Danike, I am giving you this man.

“God, I just promised you that I wouldn’t date. I mean, I really like him and I really, really want to go out with him, but I promised you…”

Danike, don’t be afraid. Let me bless you.

So, when David asked, I said yes. And I am so glad that I did.

The three weeks of being in a relationship, I was in the upper peninsula at Cedar Campus volunteering for a few weeks and then attending Chapter Focus Week. I know it probably seems like an unfortunate way to start a relationship, but it worked out fine. We talked on the phone every day. During that time, I experienced a plethora of emotions and David was able to, for the first of many times, comfort me and encourage me as my boyfriend.

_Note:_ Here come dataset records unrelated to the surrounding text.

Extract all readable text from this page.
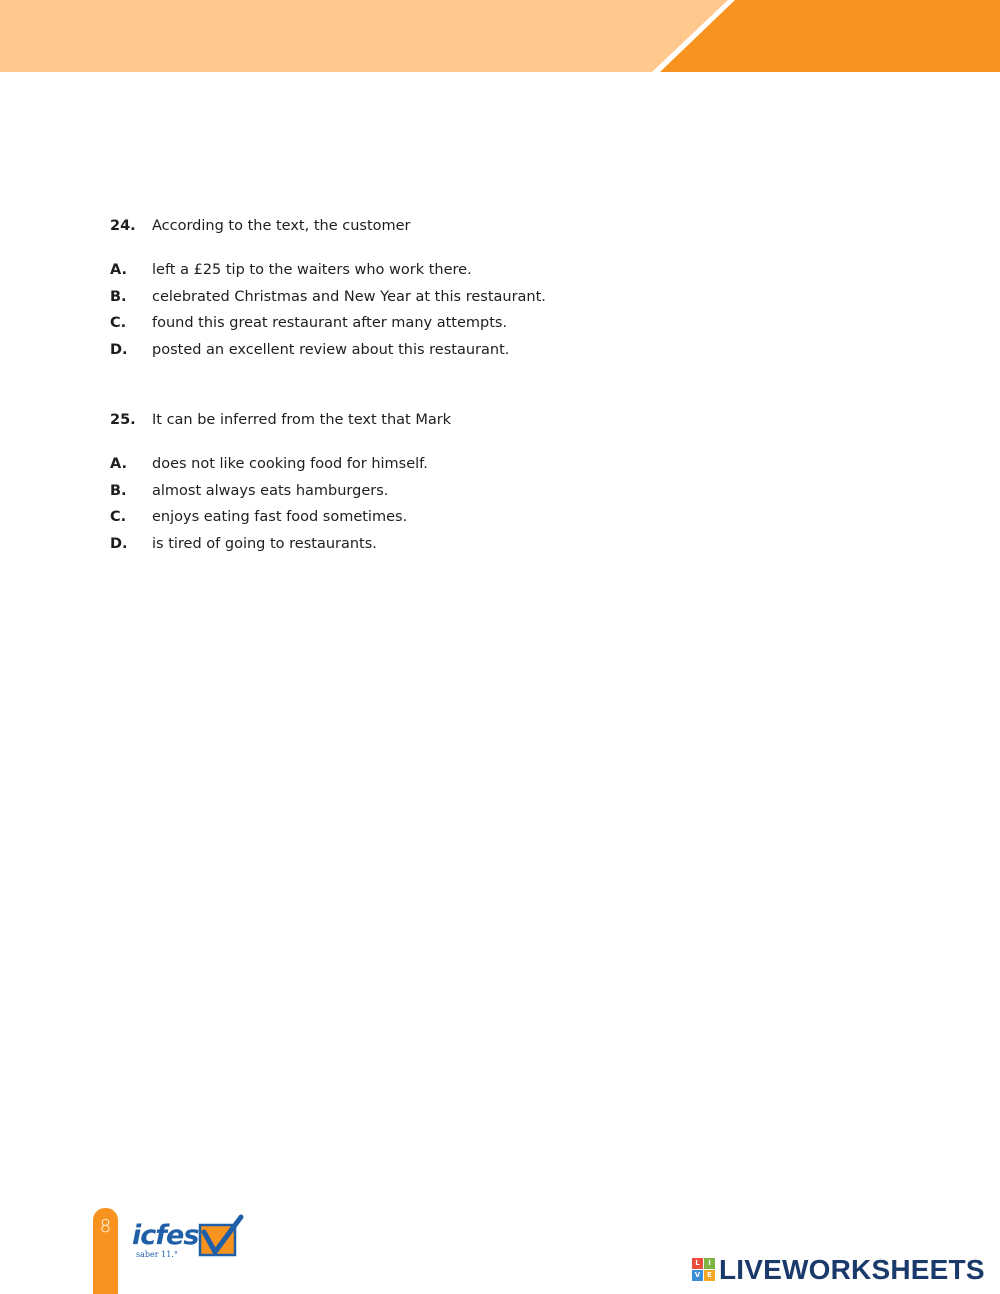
24. According to the text, the customer
A. left a £25 tip to the waiters who work there.
B. celebrated Christmas and New Year at this restaurant.
C. found this great restaurant after many attempts.
D. posted an excellent review about this restaurant.
25. It can be inferred from the text that Mark
A. does not like cooking food for himself.
B. almost always eats hamburgers.
C. enjoys eating fast food sometimes.
D. is tired of going to restaurants.
8 icfes
saber 11.°
L	I
V E LIVEWORKSHEETS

When I got home, he began to see how much work God needed to do on my heart. I didn’t know how to show love to a significant other or how to receive it, for that matter. I wasn’t comfortable with being serious and turned everything into a joke. To add on to that, I have always had lots of guy friends and very few lady friends, and sometimes none at all. So, in order to get to my heart,  he had to maneuver around all the obstacles (of my insecurities in the realm of love, my wounds, my unhealthy relationships…) I unknowingly put up around myself. And I hurt him a lot. He had every reason to give up on our relationship and, quite frankly, I was sure he would. But, he didn’t.

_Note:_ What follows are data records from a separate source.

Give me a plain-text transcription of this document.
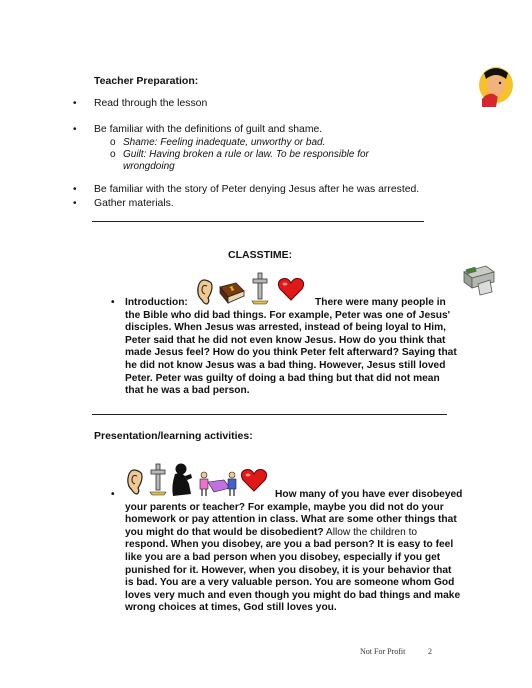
Teacher Preparation:
• Read through the lesson
• Be familiar with the definitions of guilt and shame.
o Shame: Feeling inadequate, unworthy or bad.
o Guilt: Having broken a rule or law. To be responsible for
wrongdoing
• Be familiar with the story of Peter denying Jesus after he was arrested.
• Gather materials.
CLASSTIME:
• Introduction:	There were many people in
the Bible who did bad things. For example, Peter was one of Jesus'
disciples. When Jesus was arrested, instead of being loyal to Him,
Peter said that he did not even know Jesus. How do you think that
made Jesus feel? How do you think Peter felt afterward? Saying that
he did not know Jesus was a bad thing. However, Jesus still loved
Peter. Peter was guilty of doing a bad thing but that did not mean
that he was a bad person.
Presentation/learning activities:
•	How many of you have ever disobeyed
your parents or teacher? For example, maybe you did not do your
homework or pay attention in class. What are some other things that
you might do that would be disobedient? Allow the children to
respond. When you disobey, are you a bad person? It is easy to feel
like you are a bad person when you disobey, especially if you get
punished for it. However, when you disobey, it is your behavior that
is bad. You are a very valuable person. You are someone whom God
loves very much and even though you might do bad things and make
wrong choices at times, God still loves you.
Not For Profit	2
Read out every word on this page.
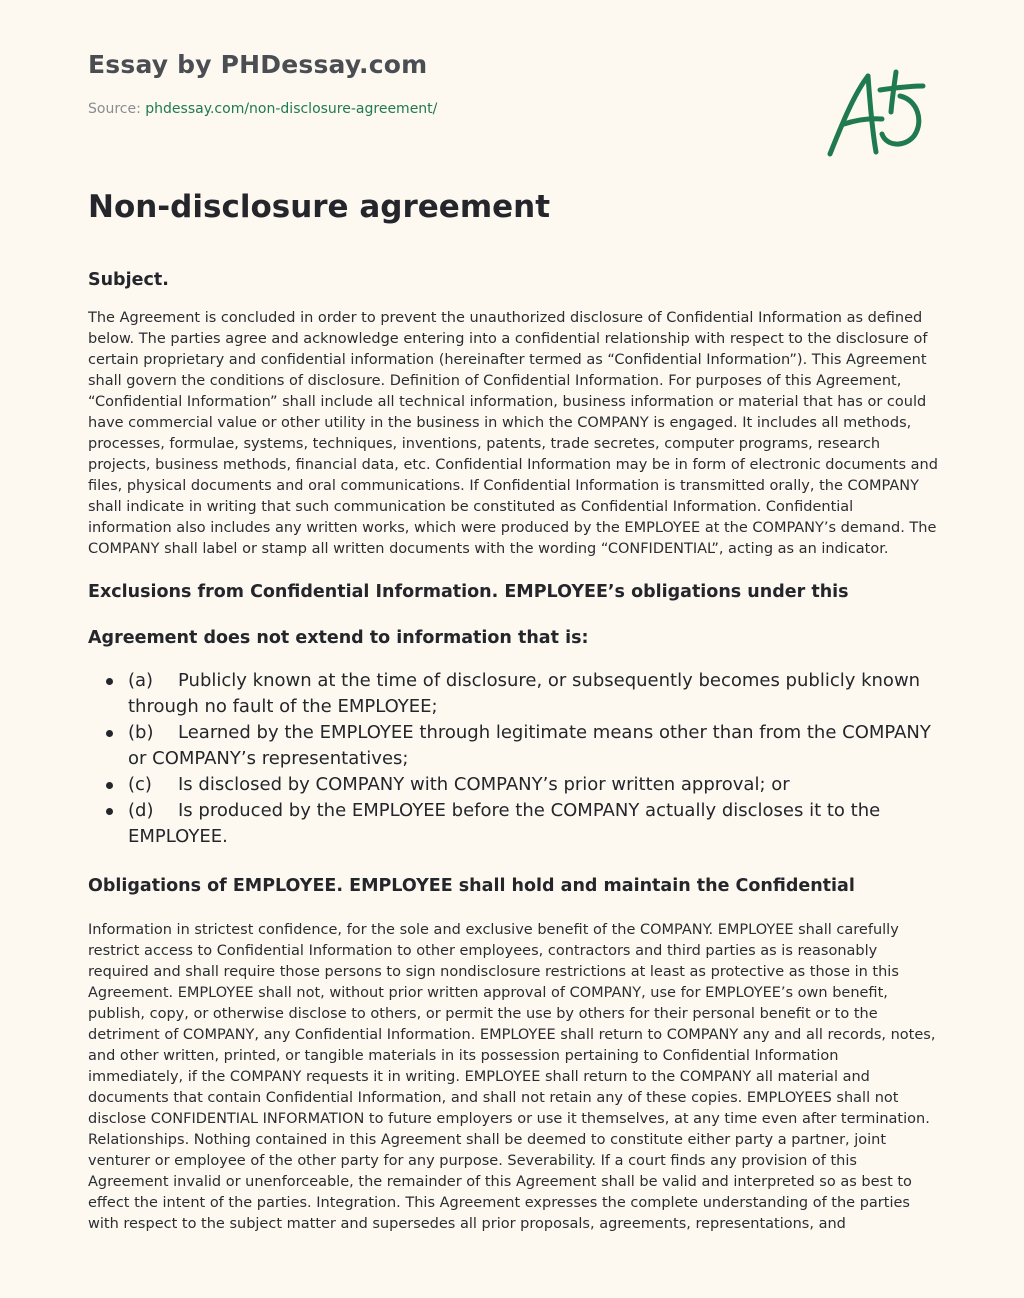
Essay by PHDessay.com
Source: phdessay.com/non-disclosure-agreement/
Non-disclosure agreement
Subject.

The Agreement is concluded in order to prevent the unauthorized disclosure of Confidential Information as defined below. The parties agree and acknowledge entering into a confidential relationship with respect to the disclosure of certain proprietary and confidential information (hereinafter termed as “Confidential Information”). This Agreement shall govern the conditions of disclosure. Definition of Confidential Information. For purposes of this Agreement, “Confidential Information” shall include all technical information, business information or material that has or could have commercial value or other utility in the business in which the COMPANY is engaged. It includes all methods, processes, formulae, systems, techniques, inventions, patents, trade secretes, computer programs, research projects, business methods, financial data, etc. Confidential Information may be in form of electronic documents and files, physical documents and oral communications. If Confidential Information is transmitted orally, the COMPANY shall indicate in writing that such communication be constituted as Confidential Information. Confidential information also includes any written works, which were produced by the EMPLOYEE at the COMPANY’s demand. The COMPANY shall label or stamp all written documents with the wording “CONFIDENTIAL”, acting as an indicator.

Exclusions from Confidential Information. EMPLOYEE’s obligations under this
Agreement does not extend to information that is:
(a) Publicly known at the time of disclosure, or subsequently becomes publicly known through no fault of the EMPLOYEE;
(b) Learned by the EMPLOYEE through legitimate means other than from the COMPANY or COMPANY’s representatives;
(c) Is disclosed by COMPANY with COMPANY’s prior written approval; or
(d) Is produced by the EMPLOYEE before the COMPANY actually discloses it to the EMPLOYEE.
Obligations of EMPLOYEE. EMPLOYEE shall hold and maintain the Confidential

Information in strictest confidence, for the sole and exclusive benefit of the COMPANY. EMPLOYEE shall carefully restrict access to Confidential Information to other employees, contractors and third parties as is reasonably required and shall require those persons to sign nondisclosure restrictions at least as protective as those in this Agreement. EMPLOYEE shall not, without prior written approval of COMPANY, use for EMPLOYEE’s own benefit, publish, copy, or otherwise disclose to others, or permit the use by others for their personal benefit or to the detriment of COMPANY, any Confidential Information. EMPLOYEE shall return to COMPANY any and all records, notes, and other written, printed, or tangible materials in its possession pertaining to Confidential Information immediately, if the COMPANY requests it in writing. EMPLOYEE shall return to the COMPANY all material and documents that contain Confidential Information, and shall not retain any of these copies. EMPLOYEES shall not disclose CONFIDENTIAL INFORMATION to future employers or use it themselves, at any time even after termination. Relationships. Nothing contained in this Agreement shall be deemed to constitute either party a partner, joint venturer or employee of the other party for any purpose. Severability. If a court finds any provision of this Agreement invalid or unenforceable, the remainder of this Agreement shall be valid and interpreted so as best to effect the intent of the parties. Integration. This Agreement expresses the complete understanding of the parties with respect to the subject matter and supersedes all prior proposals, agreements, representations, and
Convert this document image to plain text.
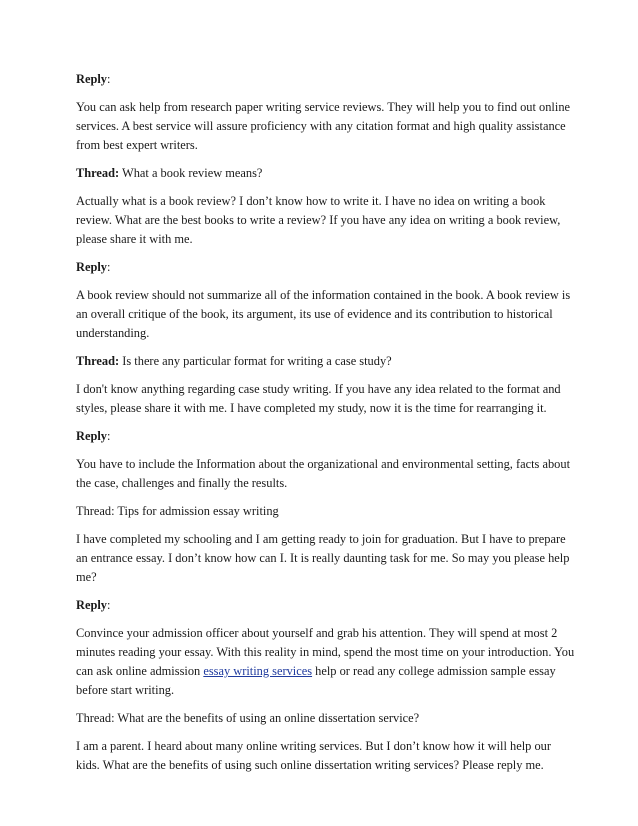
Reply:

You can ask help from research paper writing service reviews. They will help you to find out online services. A best service will assure proficiency with any citation format and high quality assistance from best expert writers.

Thread: What a book review means?

Actually what is a book review? I don’t know how to write it. I have no idea on writing a book review. What are the best books to write a review? If you have any idea on writing a book review, please share it with me.

Reply:

A book review should not summarize all of the information contained in the book. A book review is an overall critique of the book, its argument, its use of evidence and its contribution to historical understanding.

Thread: Is there any particular format for writing a case study?

I don't know anything regarding case study writing. If you have any idea related to the format and styles, please share it with me. I have completed my study, now it is the time for rearranging it.

Reply:

You have to include the Information about the organizational and environmental setting, facts about the case, challenges and finally the results.

Thread: Tips for admission essay writing

I have completed my schooling and I am getting ready to join for graduation. But I have to prepare an entrance essay. I don’t know how can I. It is really daunting task for me. So may you please help me?

Reply:

Convince your admission officer about yourself and grab his attention. They will spend at most 2 minutes reading your essay. With this reality in mind, spend the most time on your introduction. You can ask online admission essay writing services help or read any college admission sample essay before start writing.

Thread: What are the benefits of using an online dissertation service?

I am a parent. I heard about many online writing services. But I don’t know how it will help our kids. What are the benefits of using such online dissertation writing services? Please reply me.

Because God had brought us together. There is no other way to put it. He almost ended up somewhere far away from SE Michigan. I was far away from SE Michigan and almost didn’t come back. I was looking to transfer to a school in Berlin, or Texas, or the UP. Even after obeying God and moving back to SE MI, I fought every invitation to go to Dearborn. Every week, Sarah W invited me. Every week I made up some crap excuse to not go. So, God brought David to me. God gave David’s brother-in-law Doug a vision telling him that David would be meeting someone special that he was supposed to help heal, that this person would be his prize, his trophy. David had a dream that he was fishing and he caught the biggest, most beautiful fish in the entire lake. God told him that the dream was about me. God told me to open my heart and get in a relationship with this guy. Time and time again, things told us that we were supposed to be together. Prayer walks, prophetic word from peers, God speaking to us directly…

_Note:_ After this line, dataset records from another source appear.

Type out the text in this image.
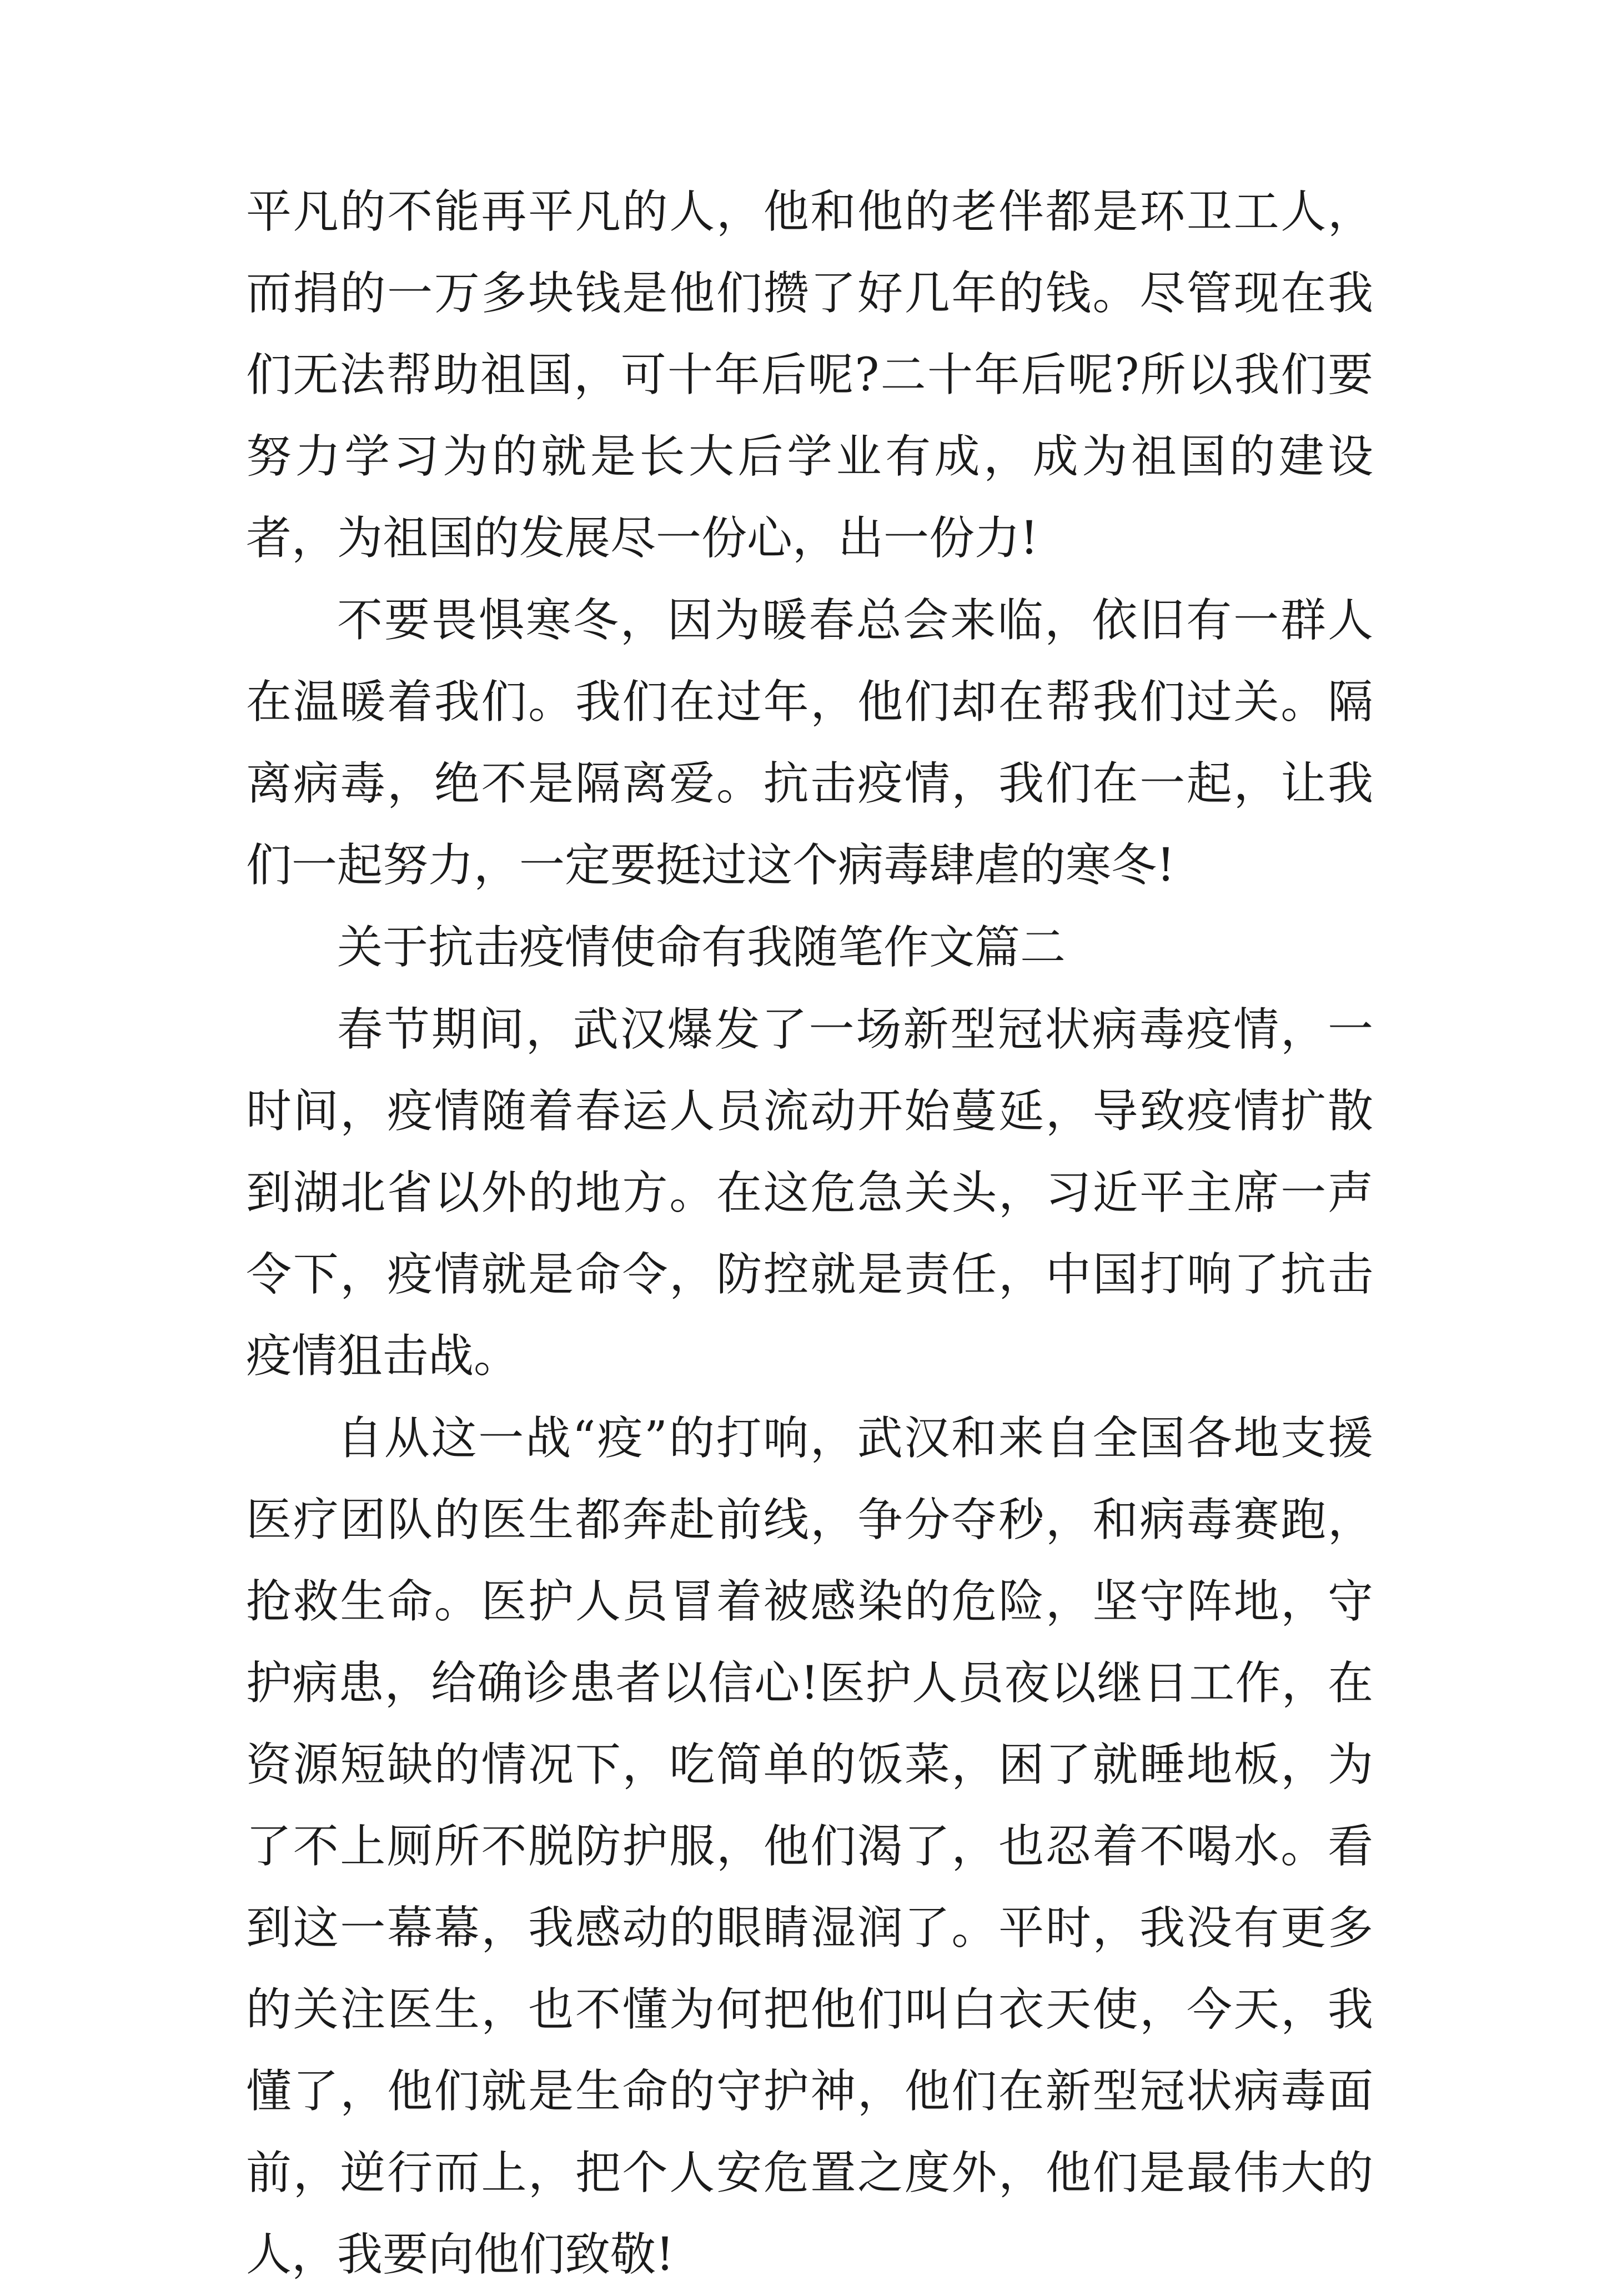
平凡的不能再平凡的人，他和他的老伴都是环卫工人，而捐的一万多块钱是他们攒了好几年的钱。尽管现在我们无法帮助祖国，可十年后呢?二十年后呢?所以我们要努力学习为的就是长大后学业有成，成为祖国的建设者，为祖国的发展尽一份心，出一份力!

不要畏惧寒冬，因为暖春总会来临，依旧有一群人在温暖着我们。我们在过年，他们却在帮我们过关。隔离病毒，绝不是隔离爱。抗击疫情，我们在一起，让我们一起努力，一定要挺过这个病毒肆虐的寒冬!

关于抗击疫情使命有我随笔作文篇二

春节期间，武汉爆发了一场新型冠状病毒疫情，一时间，疫情随着春运人员流动开始蔓延，导致疫情扩散到湖北省以外的地方。在这危急关头，习近平主席一声令下，疫情就是命令，防控就是责任，中国打响了抗击疫情狙击战。

自从这一战“疫”的打响，武汉和来自全国各地支援医疗团队的医生都奔赴前线，争分夺秒，和病毒赛跑，抢救生命。医护人员冒着被感染的危险，坚守阵地，守护病患，给确诊患者以信心!医护人员夜以继日工作，在资源短缺的情况下，吃简单的饭菜，困了就睡地板，为了不上厕所不脱防护服，他们渴了，也忍着不喝水。看到这一幕幕，我感动的眼睛湿润了。平时，我没有更多的关注医生，也不懂为何把他们叫白衣天使，今天，我懂了，他们就是生命的守护神，他们在新型冠状病毒面前，逆行而上，把个人安危置之度外，他们是最伟大的人，我要向他们致敬!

and this: When I was about 10 or 11, I started praying for my future husband because I wanted him to be right with God. I wanted him to be the kind of guy who would push my in my faith and protect my heart. If you hear David’s testimony, you’d find that around that time is when he started realizing that he didn’t like where his life was going and started turning to go down the path that ultimately led him to knowing God. He started praying for his future wife when he became a Christian. We can pin this down to around October or November 2007, which, for those of you how remember my story, is when my mom tried killing herself the first time. And after that is when God started tearing down my walls and showing me that I can go deeper still in our relationship.

So, David didn’t give up on me. And after a lot of pain inflicted by me, long talks, and prayer, we decided that set up boundaries with those of the opposite sex. I wouldn’t hang out with guys one on one, be the only girl in a group, or have private conversations with any guys that I am not related to. David wouldn’t hang out with girls one on one, be the only guy in a group, or have any private conversations with any girls that he is not related to. There are, of course, times when an exception is needed, but we decided that when those times arise, we will keep the other completely in the loop and only proceed with the other person’s consent. It has been a process, but I am pleased to say I am getting somewhere. I am now in the habit of spending time with women, not with men. I am in the habit of being guarded around men, for myself and for David. And I am in the habit of showing David my commitment and respect out of love daily.